Wspomniana dziwna obserwacja miała miejsce 20 lutego. Widzimy tam obiekt, być może astronomiczny, który w LASCO C2 wygląda zupełnie jak wizerunki sumeryjskie.
Oczywiście nie jest to raczej mityczna Nibiru, i prawdopodobnie jest to Merkury, ale podobieństwo między wizerunkiem ze starożytności a tym widocznym wczoraj jest uderzające i gdyby rzeczywiście pojawiła się taka duża planeta, jakiej oczekują zwolennicy teorii Nibiru to z dużym prawdopodobieństwem na niebie mogłoby to wyglądać podobnie. Trzeba przyznać, że to daje trochę do myślenia.

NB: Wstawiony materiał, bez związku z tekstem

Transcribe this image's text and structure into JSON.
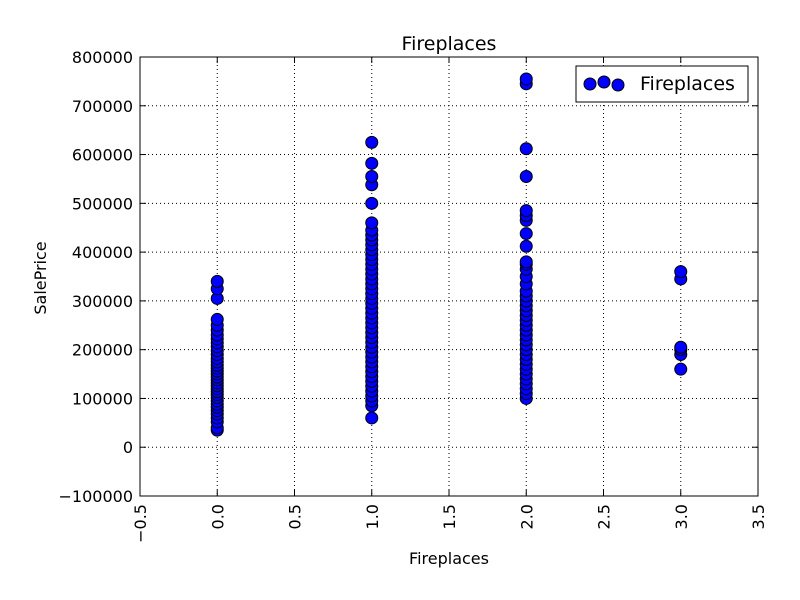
{
  "chart_data": {
    "type": "scatter",
    "title": "Fireplaces",
    "xlabel": "Fireplaces",
    "ylabel": "SalePrice",
    "xlim": [
      -0.5,
      3.5
    ],
    "ylim": [
      -100000,
      800000
    ],
    "xticks": [
      -0.5,
      0.0,
      0.5,
      1.0,
      1.5,
      2.0,
      2.5,
      3.0,
      3.5
    ],
    "xtick_labels": [
      "−0.5",
      "0.0",
      "0.5",
      "1.0",
      "1.5",
      "2.0",
      "2.5",
      "3.0",
      "3.5"
    ],
    "yticks": [
      -100000,
      0,
      100000,
      200000,
      300000,
      400000,
      500000,
      600000,
      700000,
      800000
    ],
    "ytick_labels": [
      "−100000",
      "0",
      "100000",
      "200000",
      "300000",
      "400000",
      "500000",
      "600000",
      "700000",
      "800000"
    ],
    "grid": true,
    "legend_position": "top-right",
    "marker_color": "#0000ff",
    "series": [
      {
        "name": "Fireplaces",
        "points": [
          [
            0,
            35000
          ],
          [
            0,
            40000
          ],
          [
            0,
            52000
          ],
          [
            0,
            60000
          ],
          [
            0,
            68000
          ],
          [
            0,
            75000
          ],
          [
            0,
            82000
          ],
          [
            0,
            88000
          ],
          [
            0,
            95000
          ],
          [
            0,
            102000
          ],
          [
            0,
            108000
          ],
          [
            0,
            114000
          ],
          [
            0,
            120000
          ],
          [
            0,
            126000
          ],
          [
            0,
            132000
          ],
          [
            0,
            138000
          ],
          [
            0,
            144000
          ],
          [
            0,
            150000
          ],
          [
            0,
            156000
          ],
          [
            0,
            162000
          ],
          [
            0,
            168000
          ],
          [
            0,
            175000
          ],
          [
            0,
            182000
          ],
          [
            0,
            190000
          ],
          [
            0,
            198000
          ],
          [
            0,
            206000
          ],
          [
            0,
            214000
          ],
          [
            0,
            222000
          ],
          [
            0,
            230000
          ],
          [
            0,
            240000
          ],
          [
            0,
            250000
          ],
          [
            0,
            262000
          ],
          [
            0,
            305000
          ],
          [
            0,
            325000
          ],
          [
            0,
            340000
          ],
          [
            1,
            60000
          ],
          [
            1,
            85000
          ],
          [
            1,
            95000
          ],
          [
            1,
            105000
          ],
          [
            1,
            115000
          ],
          [
            1,
            125000
          ],
          [
            1,
            135000
          ],
          [
            1,
            145000
          ],
          [
            1,
            155000
          ],
          [
            1,
            165000
          ],
          [
            1,
            175000
          ],
          [
            1,
            185000
          ],
          [
            1,
            195000
          ],
          [
            1,
            205000
          ],
          [
            1,
            215000
          ],
          [
            1,
            225000
          ],
          [
            1,
            235000
          ],
          [
            1,
            245000
          ],
          [
            1,
            255000
          ],
          [
            1,
            265000
          ],
          [
            1,
            275000
          ],
          [
            1,
            285000
          ],
          [
            1,
            295000
          ],
          [
            1,
            305000
          ],
          [
            1,
            315000
          ],
          [
            1,
            325000
          ],
          [
            1,
            335000
          ],
          [
            1,
            345000
          ],
          [
            1,
            355000
          ],
          [
            1,
            365000
          ],
          [
            1,
            375000
          ],
          [
            1,
            385000
          ],
          [
            1,
            395000
          ],
          [
            1,
            405000
          ],
          [
            1,
            415000
          ],
          [
            1,
            425000
          ],
          [
            1,
            435000
          ],
          [
            1,
            445000
          ],
          [
            1,
            460000
          ],
          [
            1,
            500000
          ],
          [
            1,
            538000
          ],
          [
            1,
            555000
          ],
          [
            1,
            582000
          ],
          [
            1,
            625000
          ],
          [
            2,
            100000
          ],
          [
            2,
            110000
          ],
          [
            2,
            120000
          ],
          [
            2,
            130000
          ],
          [
            2,
            140000
          ],
          [
            2,
            150000
          ],
          [
            2,
            160000
          ],
          [
            2,
            170000
          ],
          [
            2,
            180000
          ],
          [
            2,
            190000
          ],
          [
            2,
            200000
          ],
          [
            2,
            210000
          ],
          [
            2,
            220000
          ],
          [
            2,
            230000
          ],
          [
            2,
            240000
          ],
          [
            2,
            250000
          ],
          [
            2,
            260000
          ],
          [
            2,
            270000
          ],
          [
            2,
            280000
          ],
          [
            2,
            290000
          ],
          [
            2,
            300000
          ],
          [
            2,
            310000
          ],
          [
            2,
            320000
          ],
          [
            2,
            335000
          ],
          [
            2,
            350000
          ],
          [
            2,
            365000
          ],
          [
            2,
            375000
          ],
          [
            2,
            380000
          ],
          [
            2,
            412000
          ],
          [
            2,
            438000
          ],
          [
            2,
            465000
          ],
          [
            2,
            475000
          ],
          [
            2,
            485000
          ],
          [
            2,
            555000
          ],
          [
            2,
            612000
          ],
          [
            2,
            745000
          ],
          [
            2,
            755000
          ],
          [
            3,
            160000
          ],
          [
            3,
            190000
          ],
          [
            3,
            200000
          ],
          [
            3,
            205000
          ],
          [
            3,
            345000
          ],
          [
            3,
            360000
          ]
        ]
      }
    ]
  }
}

Jednak jest to tylko jedna obserwacja a w sumie było ich tak dużo, że wystarczyło na przygotowanie siedmiominutowego filmu. W pierwszej jego części można zobaczyć wielką kolekcję tak zwanych "artefaktów obrazu". Warto poświęcić kilka minut i wyrobić sobie zdanie na temat natury tego zjawiska.
Oficjalnie to niedoskonałości matrycy CCD, ale dziwi to, że zamiast nieregularnych zakłóceń składających się z losowych pikseli widzimy regularne kształty obiektów często symetrycznych. Jest tego tak dużo, że uznanie, iż to nie fantomy cyfrowe a rzeczywiste obiekty implikowałoby konieczność zgłębienia przyczyn obecności tych tworów w bezpośredniej okolicy naszej gwiazdy.
Wszelkie zdjęcia wykorzystane do kompilowania tego materiału filmowego znajdują się na oficjalnych serwerach NASA. Zostały one wykonane za pomocą następujących urządzeń rejestrujących: LASCO C2, LASCO C3, SOHO, STEREO Ahead & Behind w filtrze EUVI 195. Gdy widzi się tak duża ilość niezidentyfikowanych kształtów i to obserwowanych za pomocą różnych satelitów to są tylko dwie możliwe interpretacje tego faktu, albo ludzkość posiada bardzo wadliwe koronografy, albo jest tam coś jeszcze, czego do końca nie rozumiemy.